Users are understandably frustrated and perplexed by many big tech companies’ content moderation practices. Facebook, Twitter, and other social media platforms make many questionable, confounding, and often downright incorrect decisions affecting speakers of all political stripes.
A new Texas law, which Texas Governor Greg Abbott said would stop social media companies that “silence conservative viewpoints and ideas,” restricts large platforms from removing or moderating content based on the viewpoint of the user. The measure, HB 20, is unconstitutional and should not be enforced, we told a federal court in Texas in an amicus brief filed Oct. 15.
In NetChoice v. Paxton, two technology trade associations sued Texas to prevent the law from going into effect. Our brief, siding with the plaintiffs, explains that the law forces popular online platforms to publish speech they don’t agree with or don’t want to share with their users. Its broad restrictions would destroy many online communities that rely on moderation and curation. Platforms and users may not want to see certain kinds of content and speech that is legal but still offensive or irrelevant to them. They have the right under the First Amendment to curate, edit, and block everything from harassment to opposing political viewpoints.
Contrary to HB 20’s focus, questionable content moderation decisions are in no way limited to conservative American speakers. In 2017, for example, Twitter disabled the verified account of Egyptian human rights activist Wael Abbas. That same year, users discovered that Twitter had marked tweets containing the word “queer” as offensive. Recent reporting has highlighted how Facebook failed to enforce its policies against hate speech and promotion of violence, or even publish those policies, in places like Ethiopia.
However, EFF’s brief explains that users also rely on the First Amendment to create communities online, whether they are niche or completely unmoderated. Undermining speech protections would ultimately hurt users by limiting their options online.

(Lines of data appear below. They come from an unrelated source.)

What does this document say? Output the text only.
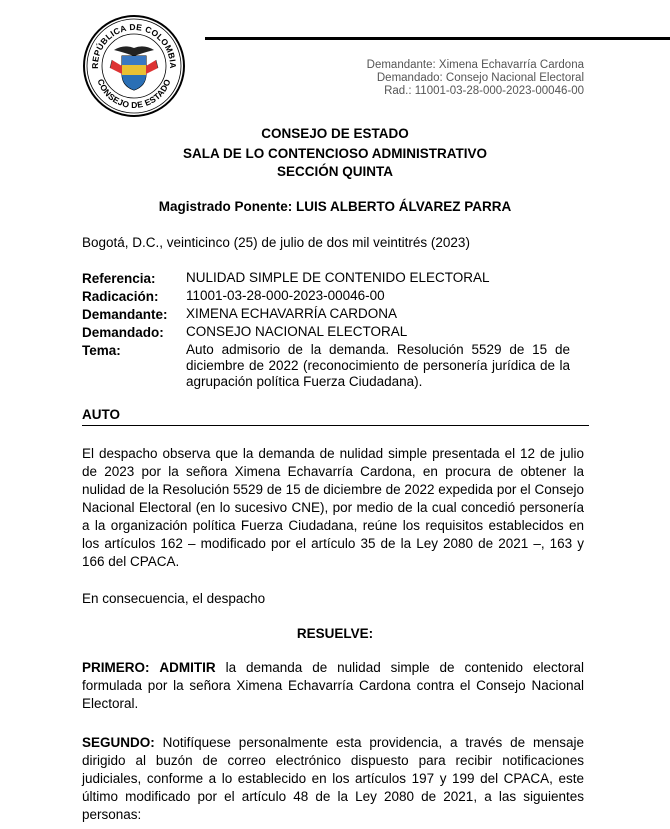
REPÚBLICA DE COLOMBIA
CONSEJO DE ESTADO
Demandante: Ximena Echavarría Cardona
Demandado: Consejo Nacional Electoral
Rad.: 11001-03-28-000-2023-00046-00
CONSEJO DE ESTADO
SALA DE LO CONTENCIOSO ADMINISTRATIVO
SECCIÓN QUINTA
Magistrado Ponente: LUIS ALBERTO ÁLVAREZ PARRA
Bogotá, D.C., veinticinco (25) de julio de dos mil veintitrés (2023)
Referencia:	NULIDAD SIMPLE DE CONTENIDO ELECTORAL
Radicación:	11001-03-28-000-2023-00046-00
Demandante:	XIMENA ECHAVARRÍA CARDONA
Demandado:	CONSEJO NACIONAL ELECTORAL
Tema:	Auto admisorio de la demanda. Resolución 5529 de 15 de diciembre de 2022 (reconocimiento de personería jurídica de la agrupación política Fuerza Ciudadana).
AUTO
El despacho observa que la demanda de nulidad simple presentada el 12 de julio de 2023 por la señora Ximena Echavarría Cardona, en procura de obtener la nulidad de la Resolución 5529 de 15 de diciembre de 2022 expedida por el Consejo Nacional Electoral (en lo sucesivo CNE), por medio de la cual concedió personería a la organización política Fuerza Ciudadana, reúne los requisitos establecidos en los artículos 162 – modificado por el artículo 35 de la Ley 2080 de 2021 –, 163 y 166 del CPACA.
En consecuencia, el despacho
RESUELVE:
PRIMERO: ADMITIR la demanda de nulidad simple de contenido electoral formulada por la señora Ximena Echavarría Cardona contra el Consejo Nacional Electoral.
SEGUNDO: Notifíquese personalmente esta providencia, a través de mensaje dirigido al buzón de correo electrónico dispuesto para recibir notificaciones judiciales, conforme a lo establecido en los artículos 197 y 199 del CPACA, este último modificado por el artículo 48 de la Ley 2080 de 2021, a las siguientes personas:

HB 20 also requires large online platforms to follow transparency and complaint procedures, such as publishing an acceptable use policy and biannual statistics on content moderation. While EFF urges social media companies to be transparent with users about their moderation practices, when governments mandate transparency, they must accommodate constitutional and practical concerns. Voluntary measures such as implementing the Santa Clara Principles, guidelines for a human rights framework for content moderation, best serve a dynamic internet ecosystem.
HB 20’s requirements, however, are broad and discriminatory. Moreover, HB 20 would likely further entrench the market dominance of the very social media companies the law targets because compliance will require a significant amount of time and money.
EFF has filed several amicus briefs opposing government control over content moderation, including in a recent successful challenge to a similar Florida law. We urge the federal court in Texas to rule that HB 20 restricts and burdens speech in violation of the Constitution.